Reporte Directo

TikToker confunde casa con cibercafé y le ofrecen hasta pozole

13 octubre, 2021 - El Mundo

Una tiktoker, identificada como Fathyma Lex, se volvió viral cuando contó una anécdota sobre una confusión que tuvo en un cibercafé, en donde le ofrecieron refresco y hasta un plato de pozole.

La joven contó que los hechos ocurrieron aproximadamente hace tres años cuando estudiaba en la universidad y buscaba un cibercafé para imprimir unos documentos que necesitaba para tramitar una beca, ya que no contaba con una impresora.

La tiktoker relató que estuvo buscando varios cibercafés y en ninguno tenía tinta para imprimir, por lo que continuó su búsqueda hasta que encontró lo que parecía un cibercafé, el cual solo tenía dos computadoras.

 

Tiktoker entra a casa pensando que era cibercafé

La joven explicó que al ver dos computadores pensó que era un cibercafé raro, pero se dijo que no era tiempo de criticar, puesto que necesitaba imprimir sus documentos para ese día.

Encontré uno que la verdad se me hizo muy peculiar porque nomás tenía dos computadoras… pero este no es el momento de estar de juzgona y me metí.

La tiktoker narró que saludó a un señor que estaba sentado en una mesa del supuesto cibercafé, prendió una de las computadoras e incluso le pidió un mouse al señor, quien de inmediato se lo prestó.

Detalló que tiempo después de que comenzó a trabajar llegaron unos niños con uniforme y se sentaron en la mesa donde estaba el señor, posteriormente, comenzaron a sacar trastes. Uno de ellos le ofreció un vaso de refresco, el cual tomó. Tiempo después, el mismo niño le dijo que si quería comer con ellos un plato de pozole .

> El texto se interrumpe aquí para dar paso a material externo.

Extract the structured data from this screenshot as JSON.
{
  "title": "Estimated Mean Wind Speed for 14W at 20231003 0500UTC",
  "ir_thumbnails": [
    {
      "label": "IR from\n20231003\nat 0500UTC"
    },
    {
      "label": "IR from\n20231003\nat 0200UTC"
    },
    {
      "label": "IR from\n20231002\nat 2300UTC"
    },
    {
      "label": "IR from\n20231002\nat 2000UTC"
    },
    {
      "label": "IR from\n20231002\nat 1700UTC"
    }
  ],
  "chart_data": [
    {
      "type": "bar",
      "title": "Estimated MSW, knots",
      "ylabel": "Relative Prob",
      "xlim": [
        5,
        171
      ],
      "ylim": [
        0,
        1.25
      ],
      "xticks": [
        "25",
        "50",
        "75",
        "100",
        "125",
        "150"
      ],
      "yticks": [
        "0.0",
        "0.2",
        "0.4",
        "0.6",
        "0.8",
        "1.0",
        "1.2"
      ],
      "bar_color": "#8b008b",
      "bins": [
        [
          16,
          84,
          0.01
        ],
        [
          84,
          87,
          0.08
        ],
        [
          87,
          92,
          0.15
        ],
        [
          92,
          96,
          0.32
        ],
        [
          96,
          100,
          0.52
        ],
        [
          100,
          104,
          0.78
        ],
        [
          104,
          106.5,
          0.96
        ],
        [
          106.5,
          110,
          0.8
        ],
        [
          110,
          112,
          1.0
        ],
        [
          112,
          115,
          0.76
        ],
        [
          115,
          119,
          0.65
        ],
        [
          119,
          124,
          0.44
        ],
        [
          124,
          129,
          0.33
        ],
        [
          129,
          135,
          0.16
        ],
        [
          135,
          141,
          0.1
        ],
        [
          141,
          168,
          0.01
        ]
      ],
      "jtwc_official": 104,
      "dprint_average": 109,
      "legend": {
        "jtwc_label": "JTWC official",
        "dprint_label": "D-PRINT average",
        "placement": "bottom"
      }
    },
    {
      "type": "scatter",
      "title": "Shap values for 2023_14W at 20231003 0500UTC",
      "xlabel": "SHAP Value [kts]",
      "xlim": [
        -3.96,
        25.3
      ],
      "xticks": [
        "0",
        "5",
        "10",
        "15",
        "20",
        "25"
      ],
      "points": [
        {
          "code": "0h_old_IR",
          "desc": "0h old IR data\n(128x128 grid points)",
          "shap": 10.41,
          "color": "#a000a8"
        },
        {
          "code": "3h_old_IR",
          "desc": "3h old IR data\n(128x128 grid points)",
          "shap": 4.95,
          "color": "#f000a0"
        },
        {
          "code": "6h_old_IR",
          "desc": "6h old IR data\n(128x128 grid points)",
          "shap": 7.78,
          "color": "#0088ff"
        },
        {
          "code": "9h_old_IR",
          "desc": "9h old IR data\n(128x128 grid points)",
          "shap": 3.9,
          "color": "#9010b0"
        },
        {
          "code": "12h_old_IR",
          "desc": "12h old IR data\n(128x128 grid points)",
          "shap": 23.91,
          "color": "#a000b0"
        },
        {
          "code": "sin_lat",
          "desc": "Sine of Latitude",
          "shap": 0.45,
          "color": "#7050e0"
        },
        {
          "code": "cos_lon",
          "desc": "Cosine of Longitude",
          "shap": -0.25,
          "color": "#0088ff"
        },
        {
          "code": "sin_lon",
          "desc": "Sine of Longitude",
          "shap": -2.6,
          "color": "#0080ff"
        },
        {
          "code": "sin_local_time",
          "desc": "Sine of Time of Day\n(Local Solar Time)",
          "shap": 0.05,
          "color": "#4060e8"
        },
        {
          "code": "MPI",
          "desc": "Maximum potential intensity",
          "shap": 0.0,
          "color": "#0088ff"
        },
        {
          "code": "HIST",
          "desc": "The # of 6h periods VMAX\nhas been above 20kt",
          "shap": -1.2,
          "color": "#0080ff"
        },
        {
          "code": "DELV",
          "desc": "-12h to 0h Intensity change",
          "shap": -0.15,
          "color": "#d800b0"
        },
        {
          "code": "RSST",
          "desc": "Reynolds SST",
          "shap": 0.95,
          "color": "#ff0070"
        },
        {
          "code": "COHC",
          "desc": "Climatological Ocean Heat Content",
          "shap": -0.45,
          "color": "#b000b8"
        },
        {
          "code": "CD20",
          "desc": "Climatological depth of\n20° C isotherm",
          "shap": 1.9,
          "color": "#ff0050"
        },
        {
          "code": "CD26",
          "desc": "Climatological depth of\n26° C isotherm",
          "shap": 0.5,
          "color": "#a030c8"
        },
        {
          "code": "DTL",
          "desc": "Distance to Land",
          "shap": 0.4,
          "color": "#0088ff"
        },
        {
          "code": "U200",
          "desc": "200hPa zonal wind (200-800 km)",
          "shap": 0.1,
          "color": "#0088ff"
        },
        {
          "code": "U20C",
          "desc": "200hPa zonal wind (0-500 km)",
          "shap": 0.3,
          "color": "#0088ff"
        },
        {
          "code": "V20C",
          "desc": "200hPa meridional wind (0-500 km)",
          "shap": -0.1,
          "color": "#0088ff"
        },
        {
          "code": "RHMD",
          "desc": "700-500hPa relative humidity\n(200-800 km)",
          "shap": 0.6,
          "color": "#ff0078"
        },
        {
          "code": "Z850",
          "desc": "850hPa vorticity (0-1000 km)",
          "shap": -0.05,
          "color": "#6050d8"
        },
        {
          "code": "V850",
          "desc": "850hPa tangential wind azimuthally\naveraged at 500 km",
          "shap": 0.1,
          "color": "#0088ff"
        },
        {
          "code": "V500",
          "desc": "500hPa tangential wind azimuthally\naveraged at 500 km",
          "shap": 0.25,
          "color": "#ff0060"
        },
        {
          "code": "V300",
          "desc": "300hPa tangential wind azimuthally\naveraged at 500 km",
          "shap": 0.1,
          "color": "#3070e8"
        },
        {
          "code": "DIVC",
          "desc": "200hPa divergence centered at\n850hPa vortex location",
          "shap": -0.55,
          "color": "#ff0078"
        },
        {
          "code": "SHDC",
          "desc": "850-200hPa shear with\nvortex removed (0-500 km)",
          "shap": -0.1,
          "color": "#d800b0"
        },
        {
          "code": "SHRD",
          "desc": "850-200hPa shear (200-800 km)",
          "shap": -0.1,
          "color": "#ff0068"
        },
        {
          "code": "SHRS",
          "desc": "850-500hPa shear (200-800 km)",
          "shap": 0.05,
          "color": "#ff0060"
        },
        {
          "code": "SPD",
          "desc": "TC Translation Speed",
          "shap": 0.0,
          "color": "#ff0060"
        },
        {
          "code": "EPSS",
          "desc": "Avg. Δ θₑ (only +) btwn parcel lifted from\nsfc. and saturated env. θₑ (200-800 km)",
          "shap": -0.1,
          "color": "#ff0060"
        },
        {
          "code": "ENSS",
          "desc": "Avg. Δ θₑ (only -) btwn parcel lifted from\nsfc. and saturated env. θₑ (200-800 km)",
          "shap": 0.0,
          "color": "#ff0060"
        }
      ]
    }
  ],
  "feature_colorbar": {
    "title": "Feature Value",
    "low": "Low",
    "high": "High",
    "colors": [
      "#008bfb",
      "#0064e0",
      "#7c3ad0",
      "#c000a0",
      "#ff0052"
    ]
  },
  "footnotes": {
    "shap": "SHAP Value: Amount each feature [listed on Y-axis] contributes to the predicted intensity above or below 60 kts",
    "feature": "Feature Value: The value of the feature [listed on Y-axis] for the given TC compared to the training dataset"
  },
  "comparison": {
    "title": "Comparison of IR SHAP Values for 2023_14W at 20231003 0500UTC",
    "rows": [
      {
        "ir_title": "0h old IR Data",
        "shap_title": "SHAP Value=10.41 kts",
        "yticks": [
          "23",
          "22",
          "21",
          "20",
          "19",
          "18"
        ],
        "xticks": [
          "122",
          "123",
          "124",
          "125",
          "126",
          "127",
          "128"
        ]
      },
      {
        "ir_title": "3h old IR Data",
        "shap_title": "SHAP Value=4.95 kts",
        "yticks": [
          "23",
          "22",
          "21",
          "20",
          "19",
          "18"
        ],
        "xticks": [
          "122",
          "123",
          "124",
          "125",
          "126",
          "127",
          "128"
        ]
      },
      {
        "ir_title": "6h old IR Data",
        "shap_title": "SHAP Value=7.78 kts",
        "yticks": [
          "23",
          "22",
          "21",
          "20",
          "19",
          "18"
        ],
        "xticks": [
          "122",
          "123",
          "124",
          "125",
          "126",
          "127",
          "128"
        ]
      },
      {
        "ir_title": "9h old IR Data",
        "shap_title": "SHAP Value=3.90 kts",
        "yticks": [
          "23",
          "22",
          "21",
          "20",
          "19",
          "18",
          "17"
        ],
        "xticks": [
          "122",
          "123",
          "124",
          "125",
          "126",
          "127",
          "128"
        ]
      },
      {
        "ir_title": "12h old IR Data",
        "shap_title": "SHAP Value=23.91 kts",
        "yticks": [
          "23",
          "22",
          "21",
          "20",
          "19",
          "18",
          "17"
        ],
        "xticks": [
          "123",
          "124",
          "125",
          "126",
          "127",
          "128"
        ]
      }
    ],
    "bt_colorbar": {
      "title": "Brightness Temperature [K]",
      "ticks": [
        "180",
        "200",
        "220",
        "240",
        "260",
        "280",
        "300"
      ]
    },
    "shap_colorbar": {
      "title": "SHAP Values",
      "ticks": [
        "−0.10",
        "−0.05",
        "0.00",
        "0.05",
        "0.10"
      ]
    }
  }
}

La joven dijo que pensó que era muy bueno el servicio de aquel cibercafé, ya que no solo tenían para imprimir, sino también le ofrecieron refresco y pozole.

Cuando la tiktoker iba a pagar el servicio del cibercafé el señor le aclaró que era una casa y se negó a cobrarle la impresión, el uso de la computadora y el vaso de refresco.

“No es nada, qué crees aquí no es ciber es nuestra casa”. La joven explicó que se sintió apenada: “Empecé a sentir la cara pero bien caliente. Se me caía la cara de vergüenza”.

La joven cuestionó al señor por qué no le dijo nada, a lo que él respondió que la vio tan concentrada que no la quiso interrumpir.

La tiktoker confesó que le dejó 20 pesos al señor en agradecimiento y se retiró del lugar avergonzada, pero también satisfecha de que logró imprimir sus documentos para la beca . Tras el bochornoso momento, la joven confesó que después le regalaron una impresora y ya no tuvo que ir a ningún cibercafé.